USDA economist says global crop production shortfalls add another year of uncertainty

USDA’s Chief Economist says lower crop production around the world has added volatility in the commodity markets.  

Seth Meyer tells Brownfield “I think this goes back 18 or months where we’ve had really solid demand where we’ve had a series of production hiccups. Think about the South American soybean crop, or the Indian wheat crop looked like it was going to be really good and then it wasn’t quite as good as everybody had hoped.  We’ve had these production shortfalls that keep sparking uncertainty in the market.”

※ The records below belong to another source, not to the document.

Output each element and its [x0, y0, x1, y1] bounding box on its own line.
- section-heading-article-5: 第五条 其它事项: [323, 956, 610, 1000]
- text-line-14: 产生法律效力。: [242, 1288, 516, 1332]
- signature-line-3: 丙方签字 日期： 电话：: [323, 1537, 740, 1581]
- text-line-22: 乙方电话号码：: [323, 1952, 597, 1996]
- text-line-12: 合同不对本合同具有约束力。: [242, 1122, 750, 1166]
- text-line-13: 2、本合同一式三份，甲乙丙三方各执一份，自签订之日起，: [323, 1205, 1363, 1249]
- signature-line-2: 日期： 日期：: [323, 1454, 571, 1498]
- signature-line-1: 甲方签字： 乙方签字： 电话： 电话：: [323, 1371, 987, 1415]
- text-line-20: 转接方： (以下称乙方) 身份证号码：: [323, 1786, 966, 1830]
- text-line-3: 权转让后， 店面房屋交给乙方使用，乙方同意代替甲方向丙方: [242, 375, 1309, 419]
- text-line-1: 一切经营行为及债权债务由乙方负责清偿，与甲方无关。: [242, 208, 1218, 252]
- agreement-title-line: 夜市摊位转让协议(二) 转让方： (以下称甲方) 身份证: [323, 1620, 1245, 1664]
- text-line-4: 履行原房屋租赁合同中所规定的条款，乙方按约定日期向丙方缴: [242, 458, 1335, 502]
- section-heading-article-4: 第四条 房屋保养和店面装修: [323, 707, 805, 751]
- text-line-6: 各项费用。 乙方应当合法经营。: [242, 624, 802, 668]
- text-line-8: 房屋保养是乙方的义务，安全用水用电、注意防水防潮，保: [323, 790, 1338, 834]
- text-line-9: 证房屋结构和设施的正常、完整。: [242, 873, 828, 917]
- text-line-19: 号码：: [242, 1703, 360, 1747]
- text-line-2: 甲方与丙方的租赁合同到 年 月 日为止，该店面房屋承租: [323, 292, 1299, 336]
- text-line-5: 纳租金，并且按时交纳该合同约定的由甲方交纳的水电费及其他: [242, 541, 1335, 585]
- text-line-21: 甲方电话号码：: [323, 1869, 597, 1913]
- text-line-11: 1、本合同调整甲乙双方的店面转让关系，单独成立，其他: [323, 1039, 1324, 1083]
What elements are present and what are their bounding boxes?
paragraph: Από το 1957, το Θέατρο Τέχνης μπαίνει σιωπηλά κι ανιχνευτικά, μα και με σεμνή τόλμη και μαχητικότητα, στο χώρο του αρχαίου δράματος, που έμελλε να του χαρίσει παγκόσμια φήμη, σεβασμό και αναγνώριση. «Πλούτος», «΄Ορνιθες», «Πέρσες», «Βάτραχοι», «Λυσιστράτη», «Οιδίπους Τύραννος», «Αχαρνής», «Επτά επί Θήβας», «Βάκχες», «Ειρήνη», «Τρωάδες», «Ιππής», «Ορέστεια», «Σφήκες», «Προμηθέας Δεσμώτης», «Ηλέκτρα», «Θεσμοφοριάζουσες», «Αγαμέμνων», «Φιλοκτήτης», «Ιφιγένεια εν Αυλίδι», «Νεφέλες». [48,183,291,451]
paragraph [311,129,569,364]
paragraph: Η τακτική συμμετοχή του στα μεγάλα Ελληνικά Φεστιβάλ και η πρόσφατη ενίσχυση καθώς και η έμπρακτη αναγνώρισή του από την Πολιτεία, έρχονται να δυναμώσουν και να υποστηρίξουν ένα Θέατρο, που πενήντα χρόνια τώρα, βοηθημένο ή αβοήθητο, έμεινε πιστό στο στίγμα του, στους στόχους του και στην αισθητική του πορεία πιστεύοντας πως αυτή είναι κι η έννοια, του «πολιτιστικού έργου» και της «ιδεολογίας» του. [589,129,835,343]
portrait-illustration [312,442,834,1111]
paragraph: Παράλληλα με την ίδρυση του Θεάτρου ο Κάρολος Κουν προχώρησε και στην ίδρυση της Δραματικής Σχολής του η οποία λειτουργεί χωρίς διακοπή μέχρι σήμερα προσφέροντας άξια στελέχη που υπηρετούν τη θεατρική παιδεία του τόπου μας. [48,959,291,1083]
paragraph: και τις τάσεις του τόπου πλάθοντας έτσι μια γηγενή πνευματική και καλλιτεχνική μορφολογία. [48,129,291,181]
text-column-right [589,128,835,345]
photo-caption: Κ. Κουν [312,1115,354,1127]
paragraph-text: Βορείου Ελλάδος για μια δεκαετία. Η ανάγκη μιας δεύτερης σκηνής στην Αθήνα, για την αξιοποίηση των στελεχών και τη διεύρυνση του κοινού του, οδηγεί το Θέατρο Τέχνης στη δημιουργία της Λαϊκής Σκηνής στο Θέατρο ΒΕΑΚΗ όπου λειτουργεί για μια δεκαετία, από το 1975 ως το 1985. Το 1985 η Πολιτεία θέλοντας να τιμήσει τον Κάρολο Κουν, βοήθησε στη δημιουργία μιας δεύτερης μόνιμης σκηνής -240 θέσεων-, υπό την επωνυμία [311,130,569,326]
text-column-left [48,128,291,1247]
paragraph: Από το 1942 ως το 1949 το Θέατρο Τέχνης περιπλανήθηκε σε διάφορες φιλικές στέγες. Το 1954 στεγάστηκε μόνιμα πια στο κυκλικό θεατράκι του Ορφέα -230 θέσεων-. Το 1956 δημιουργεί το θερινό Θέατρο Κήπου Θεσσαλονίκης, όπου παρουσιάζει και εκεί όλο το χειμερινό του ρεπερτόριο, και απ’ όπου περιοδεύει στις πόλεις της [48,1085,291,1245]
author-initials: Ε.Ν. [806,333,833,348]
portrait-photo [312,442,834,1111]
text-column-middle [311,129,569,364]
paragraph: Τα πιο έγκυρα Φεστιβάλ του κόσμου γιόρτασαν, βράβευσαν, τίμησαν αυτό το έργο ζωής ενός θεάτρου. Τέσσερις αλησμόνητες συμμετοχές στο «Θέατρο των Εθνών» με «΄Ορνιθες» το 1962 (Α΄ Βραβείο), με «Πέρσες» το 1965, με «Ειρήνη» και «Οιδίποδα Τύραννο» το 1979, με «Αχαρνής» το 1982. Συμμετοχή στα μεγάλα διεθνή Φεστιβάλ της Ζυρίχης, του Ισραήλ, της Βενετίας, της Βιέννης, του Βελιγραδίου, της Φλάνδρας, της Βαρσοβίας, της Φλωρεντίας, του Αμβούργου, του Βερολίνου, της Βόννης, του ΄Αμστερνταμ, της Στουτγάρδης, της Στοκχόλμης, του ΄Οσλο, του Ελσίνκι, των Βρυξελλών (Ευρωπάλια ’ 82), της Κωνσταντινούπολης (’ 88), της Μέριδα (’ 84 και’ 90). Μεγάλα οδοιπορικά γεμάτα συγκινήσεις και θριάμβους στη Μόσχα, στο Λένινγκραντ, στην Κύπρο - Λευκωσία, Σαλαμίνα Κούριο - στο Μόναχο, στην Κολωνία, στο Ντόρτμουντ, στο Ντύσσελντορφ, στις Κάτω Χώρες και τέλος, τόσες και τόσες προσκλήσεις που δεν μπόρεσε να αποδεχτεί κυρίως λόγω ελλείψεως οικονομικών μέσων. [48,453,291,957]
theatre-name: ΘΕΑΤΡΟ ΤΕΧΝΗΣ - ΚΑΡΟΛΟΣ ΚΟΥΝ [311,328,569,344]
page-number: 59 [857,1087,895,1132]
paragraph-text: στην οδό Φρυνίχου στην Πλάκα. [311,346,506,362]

And, he says, he’s unsure how much Ukrainian farmers will harvest or export this fall and that adds even more uncertainty.

Meyer says USDA’s latest production report showed a shrinking North American crop with cuts to corn and soybean acres. “Those were the surprises, which gave us a smaller crop than what we anticipated even if we go the yields right. Yields, which were a little below trend for these primary spring crops, but acreage was the surprise.  Smaller crop, smaller production and I think we’ve pushed this uncertainty out another 12 months.”  

USDA recently reduced corn area by about 1 million acres and 570,000 acres for soybeans.

Brownfield interviewed Meyer at the 2022 Ag Outlook Forum presented by Agri-Pulse and the Kansas City Agribusiness Council.